Legal futurist Richard Susskind as far back as 2013, in his book “Tomorrow’s Lawyers” formed the view that the challenge to the legal profession with regard to the use of technology, is not to use technology merely to automate current inefficient practices, but to rather use technology in order to practice law in ways that could not have been done in the past.
Over the past decade, we have seen exactly how these views have been applied in practice.

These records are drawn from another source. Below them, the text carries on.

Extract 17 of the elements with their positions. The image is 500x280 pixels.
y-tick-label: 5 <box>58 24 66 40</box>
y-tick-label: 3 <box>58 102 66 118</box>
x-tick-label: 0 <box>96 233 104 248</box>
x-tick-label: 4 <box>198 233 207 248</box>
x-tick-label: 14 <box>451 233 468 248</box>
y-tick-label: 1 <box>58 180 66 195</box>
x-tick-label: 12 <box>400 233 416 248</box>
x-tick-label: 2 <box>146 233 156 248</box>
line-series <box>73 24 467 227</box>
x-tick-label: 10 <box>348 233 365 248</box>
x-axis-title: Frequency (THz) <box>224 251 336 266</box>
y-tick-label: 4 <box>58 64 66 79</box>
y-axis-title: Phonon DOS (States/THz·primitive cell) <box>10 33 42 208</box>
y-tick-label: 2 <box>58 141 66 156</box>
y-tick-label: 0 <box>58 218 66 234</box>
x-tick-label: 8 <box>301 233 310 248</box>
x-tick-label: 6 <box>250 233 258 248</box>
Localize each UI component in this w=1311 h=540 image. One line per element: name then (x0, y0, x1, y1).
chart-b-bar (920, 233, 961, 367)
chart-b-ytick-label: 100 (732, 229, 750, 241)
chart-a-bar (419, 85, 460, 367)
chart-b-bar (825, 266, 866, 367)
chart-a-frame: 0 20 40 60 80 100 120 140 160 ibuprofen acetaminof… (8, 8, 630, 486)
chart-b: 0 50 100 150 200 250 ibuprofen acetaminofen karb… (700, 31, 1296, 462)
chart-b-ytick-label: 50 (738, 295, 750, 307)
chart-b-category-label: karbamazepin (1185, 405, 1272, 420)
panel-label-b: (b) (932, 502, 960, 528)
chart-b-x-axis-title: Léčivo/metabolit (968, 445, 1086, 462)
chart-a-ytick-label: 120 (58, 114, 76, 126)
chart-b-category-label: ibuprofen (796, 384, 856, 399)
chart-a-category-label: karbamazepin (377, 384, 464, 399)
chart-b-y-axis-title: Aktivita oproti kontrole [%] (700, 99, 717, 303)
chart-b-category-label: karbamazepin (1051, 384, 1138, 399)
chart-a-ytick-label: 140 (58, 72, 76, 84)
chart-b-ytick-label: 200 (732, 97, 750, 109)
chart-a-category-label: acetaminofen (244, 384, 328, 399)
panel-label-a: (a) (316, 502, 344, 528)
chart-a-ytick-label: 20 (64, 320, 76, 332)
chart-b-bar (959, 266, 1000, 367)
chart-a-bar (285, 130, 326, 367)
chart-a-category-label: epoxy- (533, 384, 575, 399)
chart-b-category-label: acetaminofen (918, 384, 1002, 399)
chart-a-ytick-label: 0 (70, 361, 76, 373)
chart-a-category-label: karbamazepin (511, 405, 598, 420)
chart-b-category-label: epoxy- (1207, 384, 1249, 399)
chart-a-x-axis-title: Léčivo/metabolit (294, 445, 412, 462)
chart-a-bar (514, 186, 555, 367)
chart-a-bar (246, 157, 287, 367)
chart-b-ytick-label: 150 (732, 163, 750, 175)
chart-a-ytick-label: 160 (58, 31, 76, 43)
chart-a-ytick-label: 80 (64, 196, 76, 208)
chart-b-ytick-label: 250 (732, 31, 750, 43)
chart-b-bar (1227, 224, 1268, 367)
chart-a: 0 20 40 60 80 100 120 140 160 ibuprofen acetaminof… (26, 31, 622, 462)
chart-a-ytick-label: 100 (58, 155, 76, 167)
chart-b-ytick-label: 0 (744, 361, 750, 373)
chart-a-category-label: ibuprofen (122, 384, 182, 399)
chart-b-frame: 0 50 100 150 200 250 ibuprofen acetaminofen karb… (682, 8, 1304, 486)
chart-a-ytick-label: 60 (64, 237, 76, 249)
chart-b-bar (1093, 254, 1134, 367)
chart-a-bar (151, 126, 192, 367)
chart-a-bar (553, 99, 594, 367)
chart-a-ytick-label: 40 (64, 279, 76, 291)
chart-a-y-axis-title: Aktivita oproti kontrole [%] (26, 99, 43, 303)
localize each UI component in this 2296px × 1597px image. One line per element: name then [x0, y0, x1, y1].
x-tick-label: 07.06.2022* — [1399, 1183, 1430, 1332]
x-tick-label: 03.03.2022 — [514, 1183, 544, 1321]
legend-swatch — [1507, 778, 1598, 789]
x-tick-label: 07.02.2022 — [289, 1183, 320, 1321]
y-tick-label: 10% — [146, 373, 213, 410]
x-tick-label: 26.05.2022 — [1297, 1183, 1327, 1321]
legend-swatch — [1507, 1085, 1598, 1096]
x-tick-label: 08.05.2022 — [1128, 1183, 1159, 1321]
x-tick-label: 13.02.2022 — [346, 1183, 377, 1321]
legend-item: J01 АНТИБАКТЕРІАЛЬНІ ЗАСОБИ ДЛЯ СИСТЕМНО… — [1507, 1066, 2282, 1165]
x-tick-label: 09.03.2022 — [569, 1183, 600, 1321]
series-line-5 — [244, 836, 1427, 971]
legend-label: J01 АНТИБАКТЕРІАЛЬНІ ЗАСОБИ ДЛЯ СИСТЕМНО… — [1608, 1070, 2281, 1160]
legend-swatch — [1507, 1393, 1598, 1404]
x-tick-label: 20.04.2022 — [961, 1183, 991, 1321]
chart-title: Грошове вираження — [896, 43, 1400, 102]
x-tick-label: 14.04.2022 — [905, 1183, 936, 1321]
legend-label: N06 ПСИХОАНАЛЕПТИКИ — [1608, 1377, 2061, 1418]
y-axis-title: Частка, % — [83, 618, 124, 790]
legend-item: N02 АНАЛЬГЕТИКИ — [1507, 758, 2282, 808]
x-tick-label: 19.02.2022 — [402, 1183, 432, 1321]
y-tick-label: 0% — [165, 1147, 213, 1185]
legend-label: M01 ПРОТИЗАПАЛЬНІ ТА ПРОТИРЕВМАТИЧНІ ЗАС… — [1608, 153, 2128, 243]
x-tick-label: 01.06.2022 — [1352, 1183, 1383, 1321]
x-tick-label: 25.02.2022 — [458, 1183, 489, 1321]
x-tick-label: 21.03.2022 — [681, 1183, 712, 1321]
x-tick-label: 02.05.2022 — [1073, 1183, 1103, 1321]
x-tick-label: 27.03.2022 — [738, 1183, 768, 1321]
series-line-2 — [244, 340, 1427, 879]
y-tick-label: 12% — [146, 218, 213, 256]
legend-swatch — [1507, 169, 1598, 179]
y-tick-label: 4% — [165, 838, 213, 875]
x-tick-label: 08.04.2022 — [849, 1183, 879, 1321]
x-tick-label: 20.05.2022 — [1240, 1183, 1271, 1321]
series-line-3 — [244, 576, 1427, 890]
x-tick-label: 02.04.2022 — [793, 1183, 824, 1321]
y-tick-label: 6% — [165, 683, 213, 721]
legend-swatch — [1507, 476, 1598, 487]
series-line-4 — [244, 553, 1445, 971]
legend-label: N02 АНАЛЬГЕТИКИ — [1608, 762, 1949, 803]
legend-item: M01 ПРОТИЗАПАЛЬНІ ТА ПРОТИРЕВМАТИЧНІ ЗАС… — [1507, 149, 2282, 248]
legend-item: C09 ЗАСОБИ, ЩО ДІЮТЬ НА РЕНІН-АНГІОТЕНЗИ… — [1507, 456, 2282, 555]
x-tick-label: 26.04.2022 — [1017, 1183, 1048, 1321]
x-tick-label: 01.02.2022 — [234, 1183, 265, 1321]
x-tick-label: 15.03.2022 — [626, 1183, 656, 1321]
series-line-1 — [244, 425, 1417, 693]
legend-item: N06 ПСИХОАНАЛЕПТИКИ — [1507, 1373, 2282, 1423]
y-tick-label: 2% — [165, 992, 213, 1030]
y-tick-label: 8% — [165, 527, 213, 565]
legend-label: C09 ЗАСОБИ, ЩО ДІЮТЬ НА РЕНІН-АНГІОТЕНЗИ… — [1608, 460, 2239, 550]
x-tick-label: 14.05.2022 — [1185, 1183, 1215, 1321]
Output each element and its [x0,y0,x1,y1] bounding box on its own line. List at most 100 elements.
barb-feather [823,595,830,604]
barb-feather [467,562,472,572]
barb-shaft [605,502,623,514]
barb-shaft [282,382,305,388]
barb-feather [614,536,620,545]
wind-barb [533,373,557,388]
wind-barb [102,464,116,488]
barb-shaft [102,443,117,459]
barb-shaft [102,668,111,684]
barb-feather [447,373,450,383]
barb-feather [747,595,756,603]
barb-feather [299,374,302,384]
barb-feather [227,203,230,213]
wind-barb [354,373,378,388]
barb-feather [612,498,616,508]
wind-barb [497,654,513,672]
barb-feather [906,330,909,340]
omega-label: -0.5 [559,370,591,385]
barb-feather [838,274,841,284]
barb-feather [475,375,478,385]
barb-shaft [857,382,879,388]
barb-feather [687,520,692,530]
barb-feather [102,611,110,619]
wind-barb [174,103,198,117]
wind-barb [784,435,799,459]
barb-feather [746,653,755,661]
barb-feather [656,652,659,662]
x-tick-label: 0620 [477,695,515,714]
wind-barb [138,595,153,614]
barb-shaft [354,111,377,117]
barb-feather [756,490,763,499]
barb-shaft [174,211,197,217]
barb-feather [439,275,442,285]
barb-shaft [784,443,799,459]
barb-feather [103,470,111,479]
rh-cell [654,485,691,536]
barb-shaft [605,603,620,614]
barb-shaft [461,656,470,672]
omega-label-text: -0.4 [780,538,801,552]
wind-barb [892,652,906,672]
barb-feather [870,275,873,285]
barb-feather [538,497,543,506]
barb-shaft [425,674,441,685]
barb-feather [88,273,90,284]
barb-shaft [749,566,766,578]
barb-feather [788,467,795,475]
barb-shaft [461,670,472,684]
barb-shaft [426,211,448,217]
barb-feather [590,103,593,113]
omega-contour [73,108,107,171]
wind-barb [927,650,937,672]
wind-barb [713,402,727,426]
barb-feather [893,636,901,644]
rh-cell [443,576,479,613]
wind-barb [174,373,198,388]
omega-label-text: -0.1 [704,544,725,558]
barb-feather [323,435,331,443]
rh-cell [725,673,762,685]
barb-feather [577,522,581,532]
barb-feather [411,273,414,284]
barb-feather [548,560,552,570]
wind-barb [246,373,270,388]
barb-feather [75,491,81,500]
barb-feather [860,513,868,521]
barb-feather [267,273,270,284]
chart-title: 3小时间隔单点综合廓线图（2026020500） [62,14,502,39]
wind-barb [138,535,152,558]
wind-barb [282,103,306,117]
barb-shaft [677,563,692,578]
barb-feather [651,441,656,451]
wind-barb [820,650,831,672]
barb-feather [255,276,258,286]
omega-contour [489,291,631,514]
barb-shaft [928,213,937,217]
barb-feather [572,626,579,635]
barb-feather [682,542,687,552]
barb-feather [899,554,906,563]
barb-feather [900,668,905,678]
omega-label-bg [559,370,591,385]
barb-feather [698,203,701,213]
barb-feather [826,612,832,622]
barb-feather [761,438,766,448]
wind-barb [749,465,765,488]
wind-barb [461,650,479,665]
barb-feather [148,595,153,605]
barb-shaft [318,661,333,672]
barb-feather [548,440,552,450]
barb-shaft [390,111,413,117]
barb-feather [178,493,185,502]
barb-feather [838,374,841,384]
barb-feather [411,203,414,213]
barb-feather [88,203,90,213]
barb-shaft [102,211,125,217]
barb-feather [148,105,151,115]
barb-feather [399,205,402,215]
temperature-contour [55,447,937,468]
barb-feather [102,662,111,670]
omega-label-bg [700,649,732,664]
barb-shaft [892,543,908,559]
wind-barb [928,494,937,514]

Examples of how technology has been used to improve the efficiencies of legal practice, and practice law in new ways, include the following:
- Many legal resources are now available online, and the need for big bulky physical libraries has lessened drastically.
- Online consultation between lawyer and client has, in some instances, become the norm.
- Many law firms are now making use of cloud computing, which not only lessened the need for physical servers hosted in offices, but also assisted with enabling remote work.
- The increased availability of big data, and the use of AI and Blockchain, has led to various innovations with regard to contract automation, e-discovery and the like.
Law firms that do not stay up to date with these trends and technologies will soon find themselves being left behind. This is not only due to the demands by clients, but also due to the fact that the traditional ways of performing legal work cannot compete with the efficiencies of a modern practice that is making full use of LegalTech. As an example, there is no reason why a law firm is limited to servicing clients in its immediate vicinity. By using cloud computing, online collaboration tools such as Lexa, and video conferencing facilities, an attorney can service a client situated anywhere in the world. Coupled with this is the fact that email service of pleadings and notices in court proceedings have become the norm, and that certain of our South African courts are moving to online systems, it means that even court documents can be delivered whilst the attorney is on holiday in the Kruger National Park, as long as he has an internet connection. If a law firm is not making use of these more efficient means of rendering its service, it will be unable to compete on price with its more efficient competitors.
Using LegalTech is therefore no longer an optional expense for law firms, but is fast becoming a core expense of the costs of running a successful law firm. In future posts we intend to discuss more themes relating to LegalTech, and how it impacts the South African law firm.